By early afternoon we were working our way back out the main river, dodging small fishing boats and large cargo ships and barges. We spent the night anchored again at the mouth of the river. At daybreak we set off on an overnighter to East Belitung. We were shocked to find the sea here is surprisingly shallow. Our instruments registered depths of less than 20 feet under the keel for miles and miles offshore. Eventually we began to see 30+ feet and then suddenly the depth gauge would show 12. This felt very strange, but the gauges were correct, correlating with our electronic charts. After a few hours out we got word that "Relapse" (who had departed the previous day with 4 other yachts including "Taimada") was limping back to Kumai with a broken rudder, a busted dinghy and that Mark had lost the end of his finger. They had sailed right into a two-mile fishing net that was set in the middle of their path. It had tangled them up so badly that they sat for 7 hours over night until the fishermen who had laid the nets returned the next morning. We spoke to Mark on the radio as he passed by warning us that they had already passed three other large nets before they had gotten tangled. Those poor guys! We continued on extra cautiously after that. As day faded into night time the horizon came aglow with what at first we thought were cargo ships traveling in the shipping lanes and yet nothing - zip - zilch showed up on the radar or the AIS. Here we go again! Our night was fraught with small fishing boat traffic. My mind kept drifting back to the horror of the 2-mile long nets that may be laying in wait out there somewhere. It was an exhausting night of watches for us both but we made it through just fine and the bonus, which I forgot to mention, is that from the time we had left that morning until around 10:00 PM, we had incredibly great wind allowing us to sail at speeds of between 7.5 - 9.8 knots. Of course when the wind died it happed quickly as though a switch had been flipped off.
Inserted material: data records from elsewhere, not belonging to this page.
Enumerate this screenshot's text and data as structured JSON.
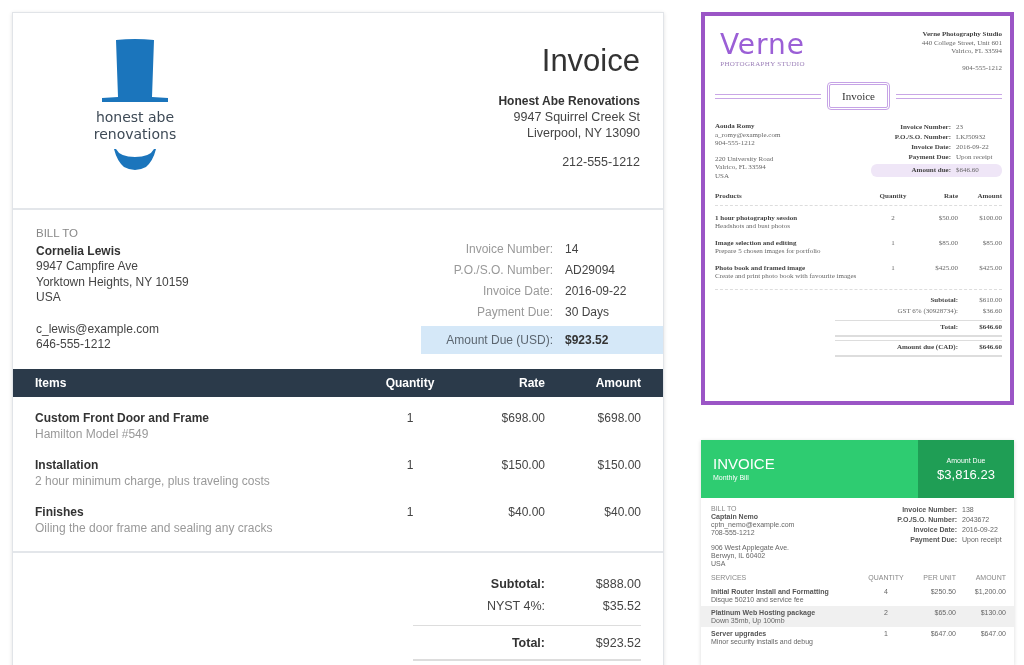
{
  "main_invoice": {
    "logo_text": [
      "honest abe",
      "renovations"
    ],
    "title": "Invoice",
    "company": "Honest Abe Renovations",
    "address": [
      "9947 Squirrel Creek St",
      "Liverpool, NY 13090"
    ],
    "phone": "212-555-1212",
    "bill_to_label": "BILL TO",
    "client": "Cornelia Lewis",
    "client_address": [
      "9947 Campfire Ave",
      "Yorktown Heights, NY 10159",
      "USA"
    ],
    "client_contact": [
      "c_lewis@example.com",
      "646-555-1212"
    ],
    "meta": [
      {
        "label": "Invoice Number:",
        "value": "14"
      },
      {
        "label": "P.O./S.O. Number:",
        "value": "AD29094"
      },
      {
        "label": "Invoice Date:",
        "value": "2016-09-22"
      },
      {
        "label": "Payment Due:",
        "value": "30 Days"
      }
    ],
    "amount_due": {
      "label": "Amount Due (USD):",
      "value": "$923.52"
    },
    "columns": [
      "Items",
      "Quantity",
      "Rate",
      "Amount"
    ],
    "rows": [
      {
        "name": "Custom Front Door and Frame",
        "detail": "Hamilton Model #549",
        "quantity": "1",
        "rate": "$698.00",
        "amount": "$698.00"
      },
      {
        "name": "Installation",
        "detail": "2 hour minimum charge, plus traveling costs",
        "quantity": "1",
        "rate": "$150.00",
        "amount": "$150.00"
      },
      {
        "name": "Finishes",
        "detail": "Oiling the door frame and sealing any cracks",
        "quantity": "1",
        "rate": "$40.00",
        "amount": "$40.00"
      }
    ],
    "totals": [
      {
        "label": "Subtotal:",
        "value": "$888.00",
        "kind": "bold"
      },
      {
        "label": "NYST 4%:",
        "value": "$35.52",
        "kind": "plain"
      },
      {
        "label": "Total:",
        "value": "$923.52",
        "kind": "total"
      }
    ]
  },
  "verne_invoice": {
    "logo": "Verne",
    "logo_sub": "PHOTOGRAPHY STUDIO",
    "company": "Verne Photography Studio",
    "address": [
      "440 College Street, Unit 601",
      "Valrico, FL 33594"
    ],
    "phone": "904-555-1212",
    "title": "Invoice",
    "client": "Aouda Romy",
    "client_contact": [
      "a_romy@example.com",
      "904-555-1212"
    ],
    "client_address": [
      "220 University Road",
      "Valrico, FL 33594",
      "USA"
    ],
    "meta": [
      {
        "label": "Invoice Number:",
        "value": "23"
      },
      {
        "label": "P.O./S.O. Number:",
        "value": "LKJ50932"
      },
      {
        "label": "Invoice Date:",
        "value": "2016-09-22"
      },
      {
        "label": "Payment Due:",
        "value": "Upon receipt"
      }
    ],
    "amount_due": {
      "label": "Amount due:",
      "value": "$646.60"
    },
    "columns": [
      "Products",
      "Quantity",
      "Rate",
      "Amount"
    ],
    "rows": [
      {
        "name": "1 hour photography session",
        "detail": "Headshots and bust photos",
        "quantity": "2",
        "rate": "$50.00",
        "amount": "$100.00"
      },
      {
        "name": "Image selection and editing",
        "detail": "Prepare 5 chosen images for portfolio",
        "quantity": "1",
        "rate": "$85.00",
        "amount": "$85.00"
      },
      {
        "name": "Photo book and framed image",
        "detail": "Create and print photo book with favourite images",
        "quantity": "1",
        "rate": "$425.00",
        "amount": "$425.00"
      }
    ],
    "totals": [
      {
        "label": "Subtotal:",
        "value": "$610.00",
        "kind": "bold"
      },
      {
        "label": "GST 6% (30928734):",
        "value": "$36.60",
        "kind": "plain"
      },
      {
        "label": "Total:",
        "value": "$646.60",
        "kind": "total"
      },
      {
        "label": "Amount due (CAD):",
        "value": "$646.60",
        "kind": "total"
      }
    ]
  },
  "green_invoice": {
    "title": "INVOICE",
    "subtitle": "Monthly Bill",
    "amount_due_label": "Amount Due",
    "amount_due": "$3,816.23",
    "bill_to_label": "BILL TO",
    "client": "Captain Nemo",
    "client_contact": [
      "cptn_nemo@example.com",
      "708-555-1212"
    ],
    "client_address": [
      "906 West Applegate Ave.",
      "Berwyn, IL 60402",
      "USA"
    ],
    "meta": [
      {
        "label": "Invoice Number:",
        "value": "138"
      },
      {
        "label": "P.O./S.O. Number:",
        "value": "2043672"
      },
      {
        "label": "Invoice Date:",
        "value": "2016-09-22"
      },
      {
        "label": "Payment Due:",
        "value": "Upon receipt"
      }
    ],
    "columns": [
      "SERVICES",
      "QUANTITY",
      "PER UNIT",
      "AMOUNT"
    ],
    "rows": [
      {
        "name": "Initial Router Install and Formatting",
        "detail": "Disque 50210 and service fee",
        "quantity": "4",
        "rate": "$250.50",
        "amount": "$1,200.00"
      },
      {
        "name": "Platinum Web Hosting package",
        "detail": "Down 35mb, Up 100mb",
        "quantity": "2",
        "rate": "$65.00",
        "amount": "$130.00"
      },
      {
        "name": "Server upgrades",
        "detail": "Minor security installs and debug",
        "quantity": "1",
        "rate": "$647.00",
        "amount": "$647.00"
      }
    ]
  }
}
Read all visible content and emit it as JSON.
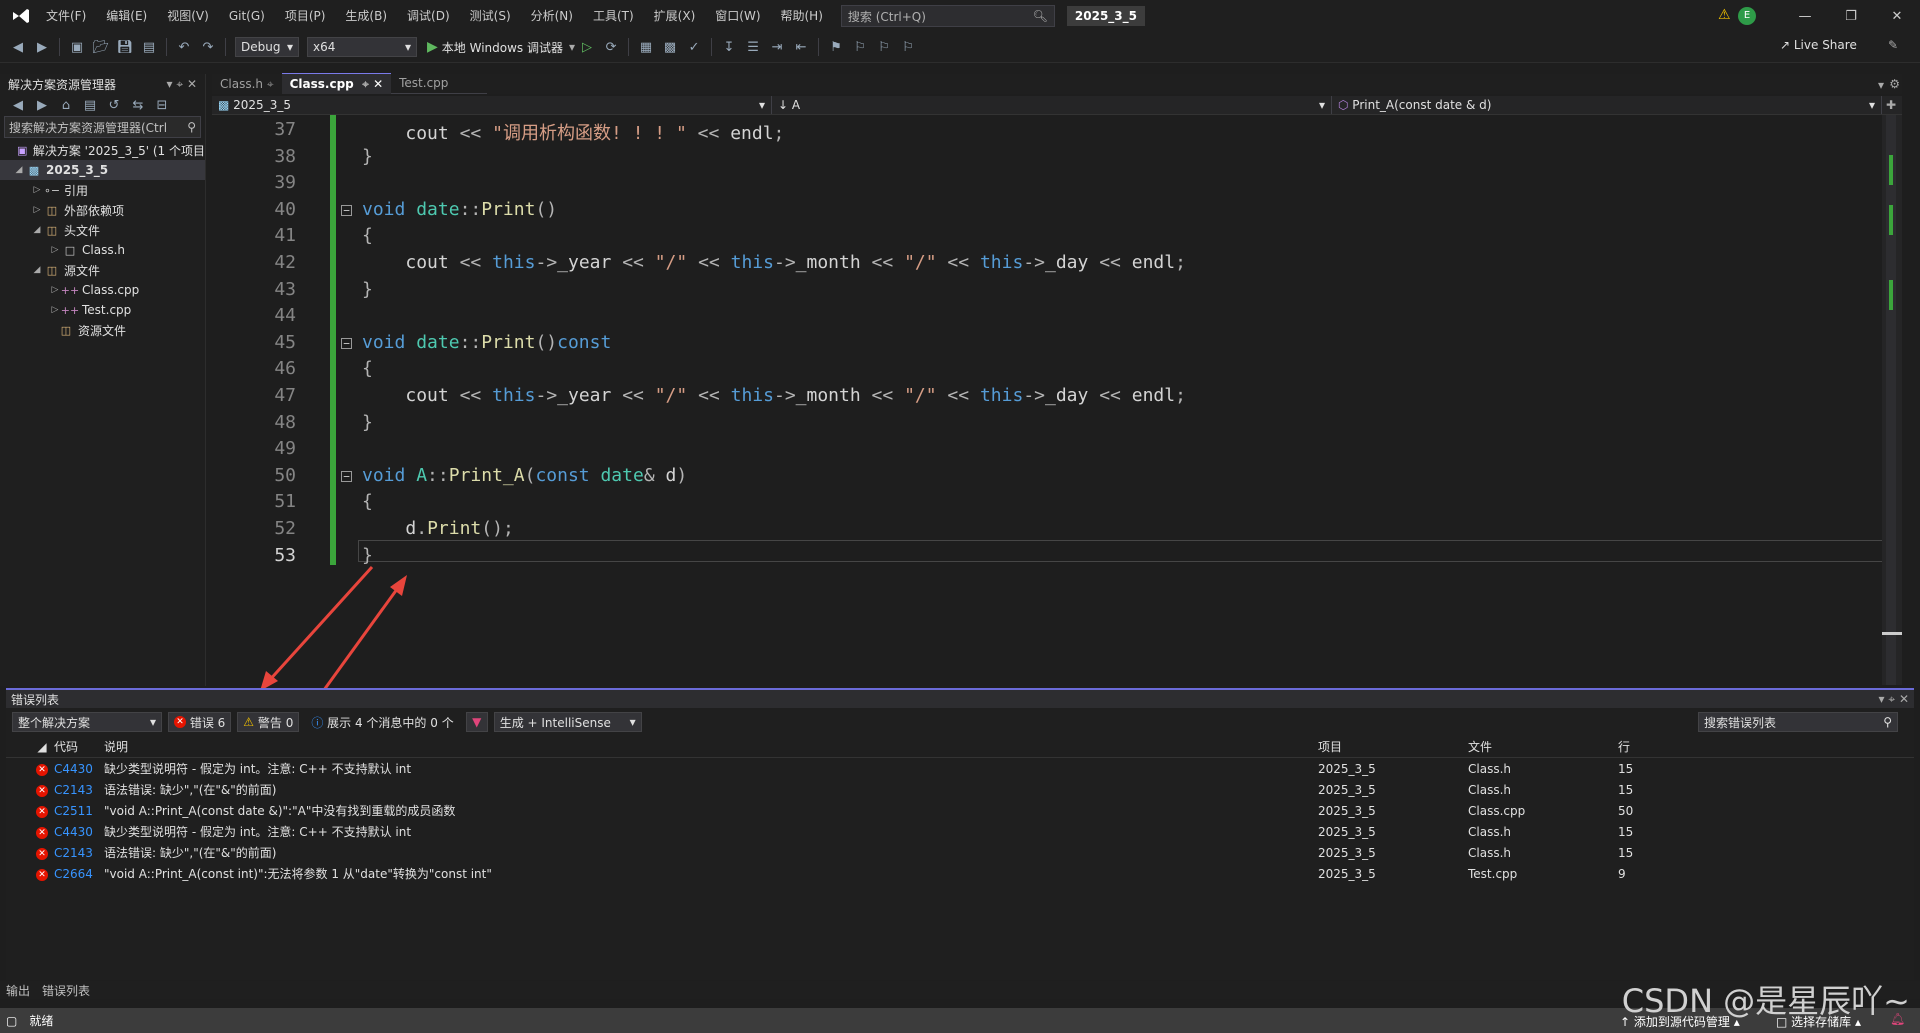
{
  "menu": [
    "文件(F)",
    "编辑(E)",
    "视图(V)",
    "Git(G)",
    "项目(P)",
    "生成(B)",
    "调试(D)",
    "测试(S)",
    "分析(N)",
    "工具(T)",
    "扩展(X)",
    "窗口(W)",
    "帮助(H)"
  ],
  "search": {
    "placeholder": "搜索 (Ctrl+Q)"
  },
  "solution_name": "2025_3_5",
  "toolbar": {
    "config": "Debug",
    "platform": "x64",
    "run_label": "本地 Windows 调试器",
    "live_share": "Live Share"
  },
  "solution_explorer": {
    "title": "解决方案资源管理器",
    "search": "搜索解决方案资源管理器(Ctrl",
    "tree": [
      {
        "label": "解决方案 '2025_3_5' (1 个项目",
        "indent": 0
      },
      {
        "label": "2025_3_5",
        "indent": 1
      },
      {
        "label": "引用",
        "indent": 2
      },
      {
        "label": "外部依赖项",
        "indent": 2
      },
      {
        "label": "头文件",
        "indent": 2
      },
      {
        "label": "Class.h",
        "indent": 3
      },
      {
        "label": "源文件",
        "indent": 2
      },
      {
        "label": "Class.cpp",
        "indent": 3
      },
      {
        "label": "Test.cpp",
        "indent": 3
      },
      {
        "label": "资源文件",
        "indent": 2
      }
    ]
  },
  "tabs": [
    {
      "label": "Class.h",
      "active": false
    },
    {
      "label": "Class.cpp",
      "active": true
    },
    {
      "label": "Test.cpp",
      "active": false
    }
  ],
  "navbar": {
    "project": "2025_3_5",
    "scope": "A",
    "member": "Print_A(const date & d)"
  },
  "editor": {
    "lines": [
      {
        "n": "37",
        "text": "    cout << \"调用析构函数! ! ! \" << endl;"
      },
      {
        "n": "38",
        "text": "}"
      },
      {
        "n": "39",
        "text": ""
      },
      {
        "n": "40",
        "text": "void date::Print()"
      },
      {
        "n": "41",
        "text": "{"
      },
      {
        "n": "42",
        "text": "    cout << this->_year << \"/\" << this->_month << \"/\" << this->_day << endl;"
      },
      {
        "n": "43",
        "text": "}"
      },
      {
        "n": "44",
        "text": ""
      },
      {
        "n": "45",
        "text": "void date::Print()const"
      },
      {
        "n": "46",
        "text": "{"
      },
      {
        "n": "47",
        "text": "    cout << this->_year << \"/\" << this->_month << \"/\" << this->_day << endl;"
      },
      {
        "n": "48",
        "text": "}"
      },
      {
        "n": "49",
        "text": ""
      },
      {
        "n": "50",
        "text": "void A::Print_A(const date& d)"
      },
      {
        "n": "51",
        "text": "{"
      },
      {
        "n": "52",
        "text": "    d.Print();"
      },
      {
        "n": "53",
        "text": "}"
      }
    ]
  },
  "error_list": {
    "title": "错误列表",
    "scope": "整个解决方案",
    "errors_btn": "错误 6",
    "warnings_btn": "警告 0",
    "messages_btn": "展示 4 个消息中的 0 个",
    "build_filter": "生成 + IntelliSense",
    "search_placeholder": "搜索错误列表",
    "columns": {
      "code": "代码",
      "desc": "说明",
      "project": "项目",
      "file": "文件",
      "line": "行"
    },
    "rows": [
      {
        "code": "C4430",
        "desc": "缺少类型说明符 - 假定为 int。注意: C++ 不支持默认 int",
        "project": "2025_3_5",
        "file": "Class.h",
        "line": "15"
      },
      {
        "code": "C2143",
        "desc": "语法错误: 缺少\",\"(在\"&\"的前面)",
        "project": "2025_3_5",
        "file": "Class.h",
        "line": "15"
      },
      {
        "code": "C2511",
        "desc": "\"void A::Print_A(const date &)\":\"A\"中没有找到重载的成员函数",
        "project": "2025_3_5",
        "file": "Class.cpp",
        "line": "50"
      },
      {
        "code": "C4430",
        "desc": "缺少类型说明符 - 假定为 int。注意: C++ 不支持默认 int",
        "project": "2025_3_5",
        "file": "Class.h",
        "line": "15"
      },
      {
        "code": "C2143",
        "desc": "语法错误: 缺少\",\"(在\"&\"的前面)",
        "project": "2025_3_5",
        "file": "Class.h",
        "line": "15"
      },
      {
        "code": "C2664",
        "desc": "\"void A::Print_A(const int)\":无法将参数 1 从\"date\"转换为\"const int\"",
        "project": "2025_3_5",
        "file": "Test.cpp",
        "line": "9"
      }
    ]
  },
  "bottom_tabs": [
    "输出",
    "错误列表"
  ],
  "status": {
    "ready": "就绪",
    "add_source": "添加到源代码管理",
    "select_repo": "选择存储库"
  },
  "watermark": "CSDN @是星辰吖~",
  "colors": {
    "accent": "#6b6bd8",
    "error": "#e51400",
    "changebar": "#3ba53b"
  }
}
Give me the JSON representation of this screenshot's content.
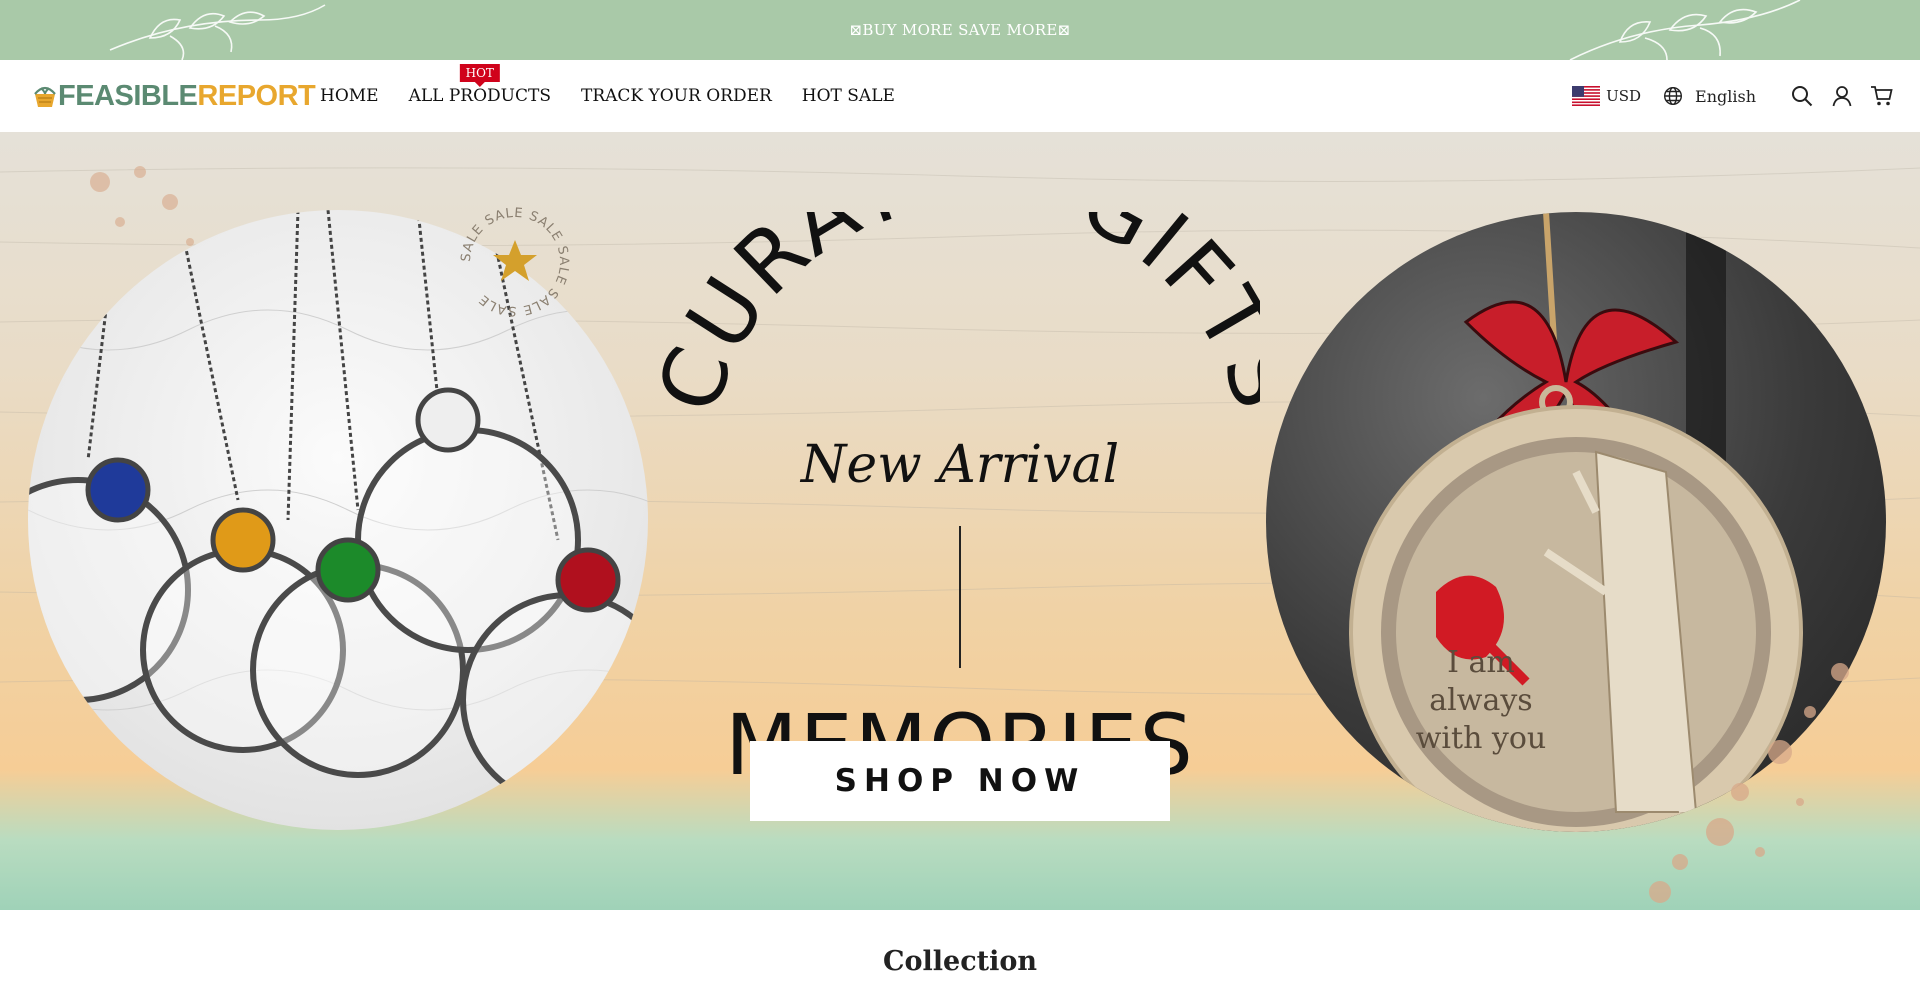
{
  "announcement": {
    "text": "⊠BUY MORE SAVE MORE⊠"
  },
  "header": {
    "logo": {
      "part1": "FEASIBLE",
      "part2": "REPORT"
    },
    "nav": [
      {
        "label": "HOME"
      },
      {
        "label": "ALL PRODUCTS",
        "badge": "HOT"
      },
      {
        "label": "TRACK YOUR ORDER"
      },
      {
        "label": "HOT SALE"
      }
    ],
    "currency": "USD",
    "language": "English",
    "icons": [
      "us-flag-icon",
      "globe-icon",
      "search-icon",
      "account-icon",
      "cart-icon"
    ]
  },
  "hero": {
    "arc_text": "CURATED GIFTS",
    "script_text": "New Arrival",
    "main_text": "MEMORIES",
    "button_label": "SHOP NOW",
    "sale_ring_text": "SALE SALE SALE SALE SALE SALE",
    "ornament_text": [
      "I am",
      "always",
      "with you"
    ]
  },
  "collection": {
    "title": "Collection"
  },
  "colors": {
    "announce_bg": "#a9c9a8",
    "logo_green": "#5b8a72",
    "logo_gold": "#e8a72e",
    "hot_badge": "#d0021b"
  }
}
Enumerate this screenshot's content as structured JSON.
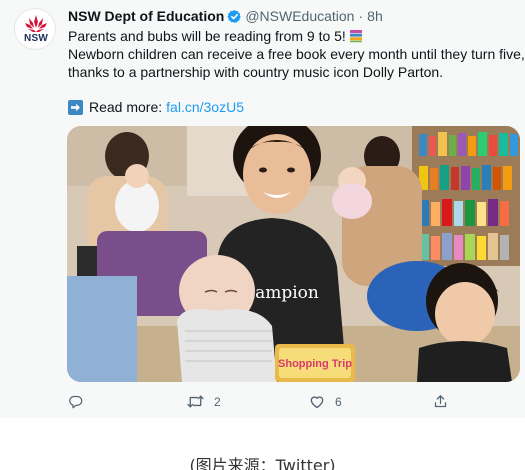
{
  "account": {
    "display_name": "NSW Dept of Education",
    "handle": "@NSWEducation",
    "separator": "·",
    "time": "8h",
    "avatar_text": "NSW"
  },
  "tweet": {
    "line1": "Parents and bubs will be reading from 9 to 5!",
    "line2": "Newborn children can receive a free book every month until they turn five,",
    "line3": "thanks to a partnership with country music icon Dolly Parton.",
    "read_more_label": "Read more:",
    "link_text": "fal.cn/3ozU5"
  },
  "photo": {
    "book_title": "Shopping Trip",
    "shirt_text": "Champion"
  },
  "actions": {
    "reply_count": "",
    "retweet_count": "2",
    "like_count": "6"
  },
  "caption": "(图片来源：Twitter)",
  "colors": {
    "link": "#1d9bf0",
    "muted": "#536471",
    "verified": "#1d9bf0",
    "card_bg": "#f7f9f9",
    "brand_red": "#d7153a"
  },
  "icons": {
    "verified": "verified-badge-icon",
    "books": "books-emoji-icon",
    "read_more": "right-arrow-box-icon",
    "reply": "reply-icon",
    "retweet": "retweet-icon",
    "like": "heart-icon",
    "share": "share-icon"
  }
}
We motor sailed on through the next day and realized that having lost our wind and having picked up a 1.5 knot countercurrent we would not make Manggar in time, so we aimed for a little island 5 miles to the northeast called Siadong. As we were making our way into the anchorage dodging dozens of local fishing boats we came upon Taimada at anchor there. We visited with them on the radio to find that they had attempted to anchor at Manggar but found it much too rolly over there. They were planning to make another attempt in the morning so we agreed to follow them over after breakfast.